I guess that’s the thing–there’s more doing, less reflection, in this stage of life. Especially when I’m OD-ing on podcasts on the reg and trying to keep up with just all the shows.

But I am aware that the point of having this blog is to explore the truth of my/our story, not some polished-and-branded version of it. I never want to get to the point where my well-being relies on my life looking a “certain” way, unless that way is, well, a bit of a mess (to wit: the other morning I met a friend for coffee, by which I mean half of that coffee ended up on my white shirt, then went through the self-checkout at the grocery store and complained to the staff it wasn’t working and she quietly let me know that I was putting the groceries on the wrong side. Again.) There are enough people covering the Fabulous Life territory while ignoring the dumpster fire of actual existence. I’d rather stick marshmallows in that fire and tell ghost stories beside it with a bottle of wine.

In The Body Keeps the Score, a book on trauma that I’m reading because I do love a mess and, as Taylor might say, “Hi! I’m the mess, it’s me,” psychiatrist Bessel Van der Kolk writes about veterans with unprocessed trauma who nearly always fashion more publicly palatable cover stories that explain their difficulties without delving into the horrors they actually faced. “These stories, however, rarely capture the inner truth of the experience.”

Yeah, that’s what I don’t want to do–a cover story. I want to tell the truth, the whole truth, and nothing but the truth–as long as it doesn’t violate my kids’ privacy/dignity (forget the poop story I told above, tks) or venture into fetishistic oversharing. Balance, amirite?

So I’m sure next week I’ll be here writing about how Neurodiversity Day at the boys’ school went (with in-depth descriptions of all the water weight I lost sweating through my fire-hydrant armpits), or telling you about how maybe I’ve overcompensated for the rigid swearing policies from my childhood as evidenced by a certain Little Brother who has a bit too much fun with colourful language (when The Husband pulled him up on it last week, LB replied, “FINE, I’ll use your fancy words“).
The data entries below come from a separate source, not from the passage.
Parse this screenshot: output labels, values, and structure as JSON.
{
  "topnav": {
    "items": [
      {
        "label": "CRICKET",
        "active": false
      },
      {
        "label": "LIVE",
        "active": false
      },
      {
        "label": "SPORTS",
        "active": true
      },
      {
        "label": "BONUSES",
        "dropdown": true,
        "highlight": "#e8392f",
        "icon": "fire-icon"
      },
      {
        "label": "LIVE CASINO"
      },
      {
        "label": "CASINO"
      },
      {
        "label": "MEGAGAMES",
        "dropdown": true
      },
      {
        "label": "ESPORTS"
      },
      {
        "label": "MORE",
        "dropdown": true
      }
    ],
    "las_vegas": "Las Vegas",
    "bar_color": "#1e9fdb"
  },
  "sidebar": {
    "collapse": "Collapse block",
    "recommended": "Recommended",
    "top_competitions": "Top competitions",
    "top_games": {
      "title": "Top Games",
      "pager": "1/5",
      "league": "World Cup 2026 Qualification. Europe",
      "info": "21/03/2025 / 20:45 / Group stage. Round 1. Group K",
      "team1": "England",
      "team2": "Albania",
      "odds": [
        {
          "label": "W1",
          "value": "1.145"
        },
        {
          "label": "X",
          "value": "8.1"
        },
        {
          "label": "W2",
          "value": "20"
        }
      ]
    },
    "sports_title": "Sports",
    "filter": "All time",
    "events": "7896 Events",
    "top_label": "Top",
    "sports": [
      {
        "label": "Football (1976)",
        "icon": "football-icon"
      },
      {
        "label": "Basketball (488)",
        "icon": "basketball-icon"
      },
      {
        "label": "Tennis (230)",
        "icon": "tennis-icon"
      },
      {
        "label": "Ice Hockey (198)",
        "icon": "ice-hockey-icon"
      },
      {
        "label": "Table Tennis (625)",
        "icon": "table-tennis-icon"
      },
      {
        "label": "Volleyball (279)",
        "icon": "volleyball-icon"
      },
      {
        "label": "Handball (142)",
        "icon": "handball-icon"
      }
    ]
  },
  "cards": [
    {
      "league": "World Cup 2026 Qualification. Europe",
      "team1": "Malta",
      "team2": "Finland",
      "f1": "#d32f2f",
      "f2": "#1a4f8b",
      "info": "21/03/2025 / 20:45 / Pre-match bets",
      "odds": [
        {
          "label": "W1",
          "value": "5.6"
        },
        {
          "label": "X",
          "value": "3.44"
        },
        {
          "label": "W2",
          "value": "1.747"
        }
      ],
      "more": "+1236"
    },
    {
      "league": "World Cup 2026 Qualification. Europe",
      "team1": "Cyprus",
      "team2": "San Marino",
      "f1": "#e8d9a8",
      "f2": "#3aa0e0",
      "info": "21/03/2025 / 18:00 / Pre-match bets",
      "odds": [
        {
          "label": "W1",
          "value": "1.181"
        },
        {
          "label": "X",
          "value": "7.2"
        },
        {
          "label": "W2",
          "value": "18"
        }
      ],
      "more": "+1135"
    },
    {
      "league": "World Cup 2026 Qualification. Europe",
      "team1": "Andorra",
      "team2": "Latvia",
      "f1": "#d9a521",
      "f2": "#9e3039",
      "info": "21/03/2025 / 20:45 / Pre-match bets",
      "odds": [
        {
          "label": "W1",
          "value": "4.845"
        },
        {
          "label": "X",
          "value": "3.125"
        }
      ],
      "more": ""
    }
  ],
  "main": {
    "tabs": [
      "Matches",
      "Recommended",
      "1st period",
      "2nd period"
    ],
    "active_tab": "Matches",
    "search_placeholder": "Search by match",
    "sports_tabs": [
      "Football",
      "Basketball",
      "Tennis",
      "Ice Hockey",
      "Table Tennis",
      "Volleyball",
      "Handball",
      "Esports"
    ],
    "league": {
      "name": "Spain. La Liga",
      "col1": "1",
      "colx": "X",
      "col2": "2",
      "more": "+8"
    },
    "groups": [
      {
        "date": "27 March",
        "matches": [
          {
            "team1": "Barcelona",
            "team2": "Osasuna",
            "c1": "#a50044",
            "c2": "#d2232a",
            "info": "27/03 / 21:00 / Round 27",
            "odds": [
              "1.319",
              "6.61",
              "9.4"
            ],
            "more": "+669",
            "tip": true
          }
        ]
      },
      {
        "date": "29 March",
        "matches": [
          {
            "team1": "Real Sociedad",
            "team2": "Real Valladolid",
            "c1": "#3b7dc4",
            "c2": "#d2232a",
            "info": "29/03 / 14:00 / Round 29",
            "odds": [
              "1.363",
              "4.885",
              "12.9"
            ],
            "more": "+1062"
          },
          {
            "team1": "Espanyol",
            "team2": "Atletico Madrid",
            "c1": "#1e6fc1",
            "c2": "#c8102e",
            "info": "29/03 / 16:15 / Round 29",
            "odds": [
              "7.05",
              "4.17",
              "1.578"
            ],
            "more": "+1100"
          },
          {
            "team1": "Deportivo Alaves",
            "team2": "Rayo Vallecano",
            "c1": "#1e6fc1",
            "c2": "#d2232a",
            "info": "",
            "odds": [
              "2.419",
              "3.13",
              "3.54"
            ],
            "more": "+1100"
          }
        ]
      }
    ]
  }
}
It’s just a matter of figuring out how to shift with the sands of our story, how to ride the waves of life, how to please the new management. They run the asylum, after all, but what we forget is that long before asylum meant “an institution for crazy people” (btw, crazy is ableist and we don’t use it anymore), and long after such institutions are a distant memory, the meaning of that word–asylum–was, is, and always will be, refuge.